助産師さんが教える、知っておきたい原因と予防策
- 妊娠中のマイナートラブルの1つにあげられるのが、「痔」。妊婦さんはなりやすいらしいけど、実際はどうなのかしら?なかなか人には相談しづらいし、もし発症したらどうすればよいのか悩みそうね。今回は、痔の原因や対処法、予防策を助産師さんに聞いてみたわ〜。

教えてくれたのはこの方
- 清水茜さん(助産師)東京慈恵会医科大学附属病院の産科、NICU勤務や地域の産婦人科病院にて、妊娠・出産・母乳育児指導・NICUにおける母乳育児指導などに関わる。現在は保健センターで妊婦向けに保健指導を行っている。自身も、二人の男子を子育て中。
そもそも「痔」ってどういう症状?

妊娠中は痔になりやすいとよく聞きますが、そもそも「痔」とはどういう症状を指すのでしょうか。清水さんによると、「痔になると、肛門周辺に痛みや腫れがあったり、排便時に出血する症状が現れる」のだそう。おしりのトラブルは座るのも大変ですし、妊婦さんにはツラいですよね。では、なぜ妊婦さんは「痔」になりやすいのでしょうか?
妊婦さんが「痔」になりやすい理由って?

妊娠すると、ホルモンの影響で腸の動きがにぶくなり便秘になることが多いです。そのため、排便時に腸が圧迫されて痔になりやすいのです。また、子宮が大きくなることで血管が圧迫され、下半身の血流が悪くなって肛門周辺の血流が悪くなることも原因の1つにあります。(清水さん)
普段から気をつけておきたい「痔」の予防策とは

できることなら妊娠中に「痔」にはなりたくないもの。清水さん曰く、「まずは便秘にならない生活を心がけましょう」とのこと。そこで、普段からできる予防策を教えてもらいました。
妊娠中に「痔」になってしまったら……。
薬は飲んでいい?対処法を教えて!

実際に「痔」になってしまった時は、「食生活を見直す」「下半身を温める」「適度な運動をする」といった生活改善をしつつ、早めに医師に相談しましょう。我慢して痔を治さないまま妊娠後半になると、子宮が増大して悪化し治りにくくなってしまいます。産後の生活にも響いてきますので、妊娠中に治せるとよいですね。(清水さん)
また、症状別に自分でできる対処法も教えてもらいました。
●排便時に出血した
ティッシュで拭いてすぐ止まることがほとんどですが、出血が続くようなら肛門をティッシュでしばらく圧迫して止血してください。
●いぼ痔が出て戻らない
出ている痔を優しく肛門の中に戻しましょう。お風呂の時は素手でもよいですが、それ以外の時は簡易ビニール手袋をつけ、濡れティッシュを肛門に当てて押し戻すと戻りやすいです。トイレの温水シャワーを弱く当てて肛門を温めることも効果的です。
また、前述したように、下半身の冷えは痔を悪化させる要因に。おしりを触ってひんやりした感触がある時は下半身が冷えていることが多いですので、おしりにカイロを当てたりお風呂で下半身をしっかり温めたりしてみましょう。
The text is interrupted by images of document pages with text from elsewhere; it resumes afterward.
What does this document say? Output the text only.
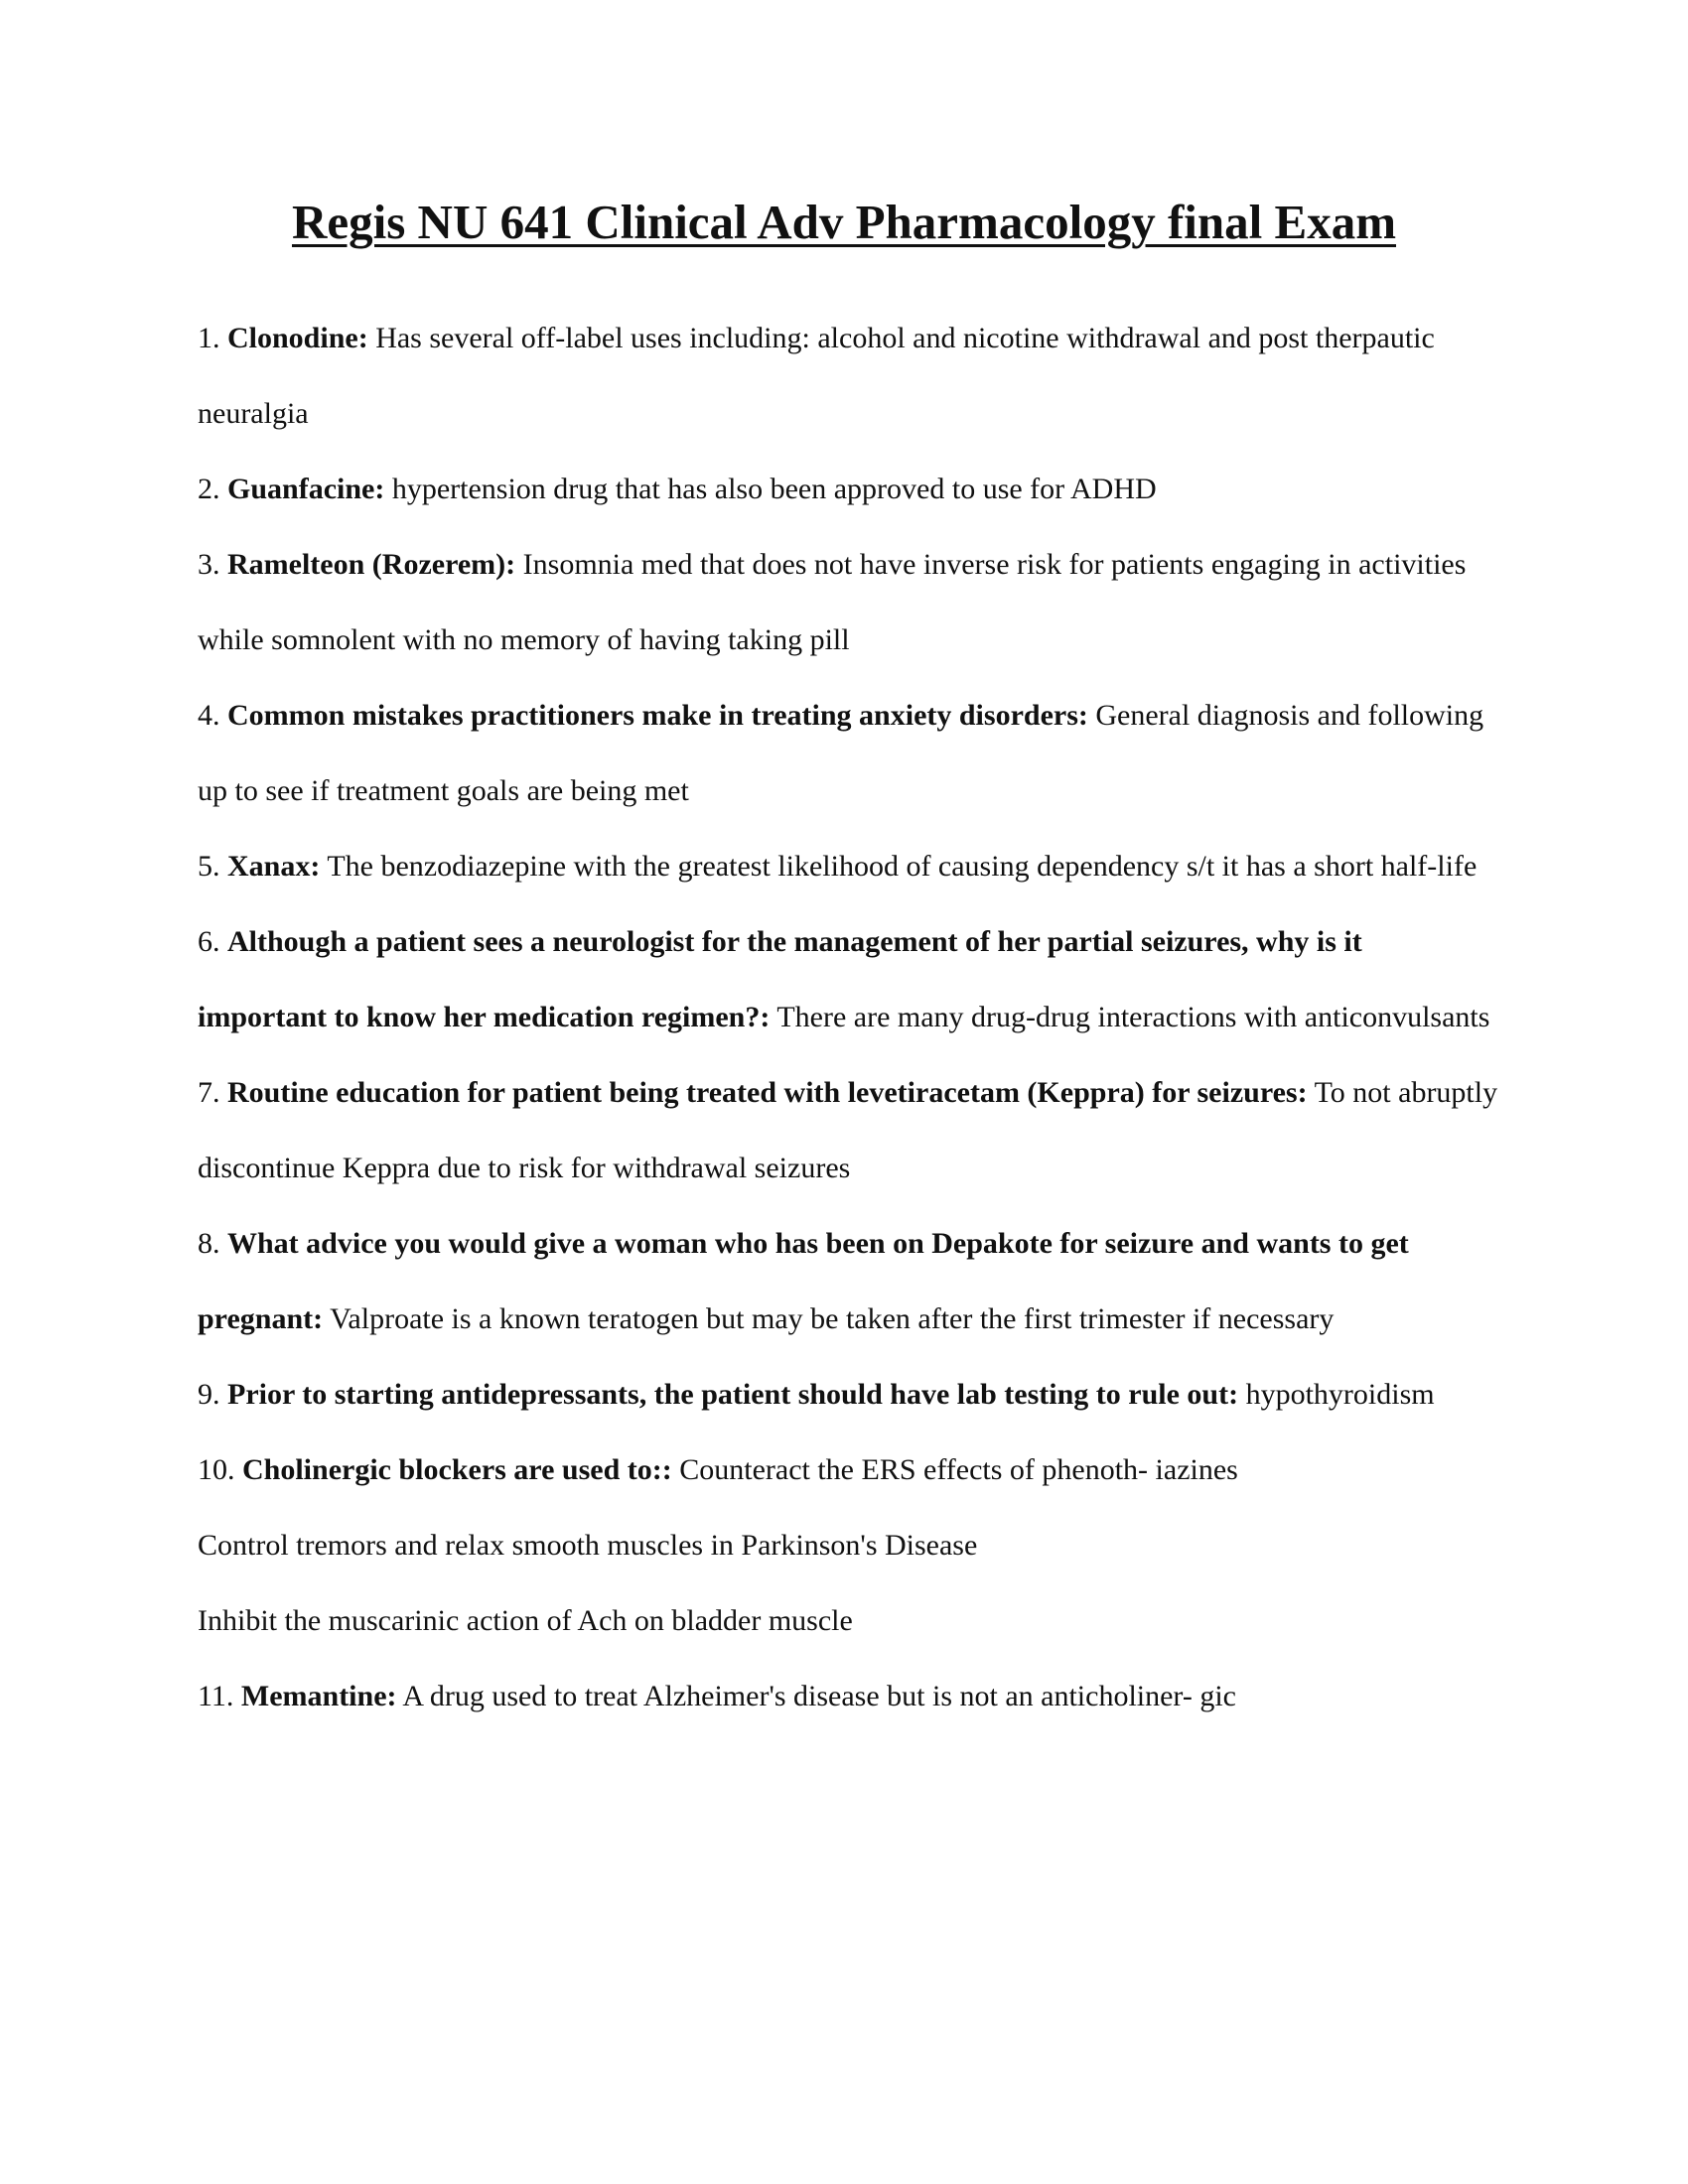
Regis NU 641 Clinical Adv Pharmacology final Exam

1. Clonodine: Has several off-label uses including: alcohol and nicotine withdrawal and post therpautic neuralgia

2. Guanfacine: hypertension drug that has also been approved to use for ADHD

3. Ramelteon (Rozerem): Insomnia med that does not have inverse risk for patients engaging in activities while somnolent with no memory of having taking pill

4. Common mistakes practitioners make in treating anxiety disorders: General diagnosis and following up to see if treatment goals are being met

5. Xanax: The benzodiazepine with the greatest likelihood of causing dependency s/t it has a short half-life

6. Although a patient sees a neurologist for the management of her partial seizures, why is it important to know her medication regimen?: There are many drug-drug interactions with anticonvulsants

7. Routine education for patient being treated with levetiracetam (Keppra) for seizures: To not abruptly discontinue Keppra due to risk for withdrawal seizures

8. What advice you would give a woman who has been on Depakote for seizure and wants to get pregnant: Valproate is a known teratogen but may be taken after the first trimester if necessary

9. Prior to starting antidepressants, the patient should have lab testing to rule out: hypothyroidism

10. Cholinergic blockers are used to:: Counteract the ERS effects of phenoth- iazines

Control tremors and relax smooth muscles in Parkinson's Disease

Inhibit the muscarinic action of Ach on bladder muscle

11. Memantine: A drug used to treat Alzheimer's disease but is not an anticholiner- gic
痔がなかなか治らない場合は、まず産婦人科に相談しましょう。妊娠中でも使える薬を処方してもらえます。妊娠の時期によって使える薬の種類は変わりますが、肛門に塗るタイプや、坐薬、内服薬、漢方などで対処できます。それでも悪化して、座ることができないなど日常生活に支障が出てしまうほどになったら、産婦人科に相談したのち、肛門科など専門医に診てもらいましょう。(清水さん)
妊娠中になりがちな「痔」。
今からできる予防策とセルフケアを知っておこう!
- あんな
ホルモンの変化や便秘などにより、多くの妊婦さんがなると言われる「痔」。悪化して日常生活に支障が出てからでは遅いので、「自分は大丈夫」と楽観的になりすぎず、きちんと知っておくことが大切よ。今からできる予防策もぜひ試してみてちょうだいね〜!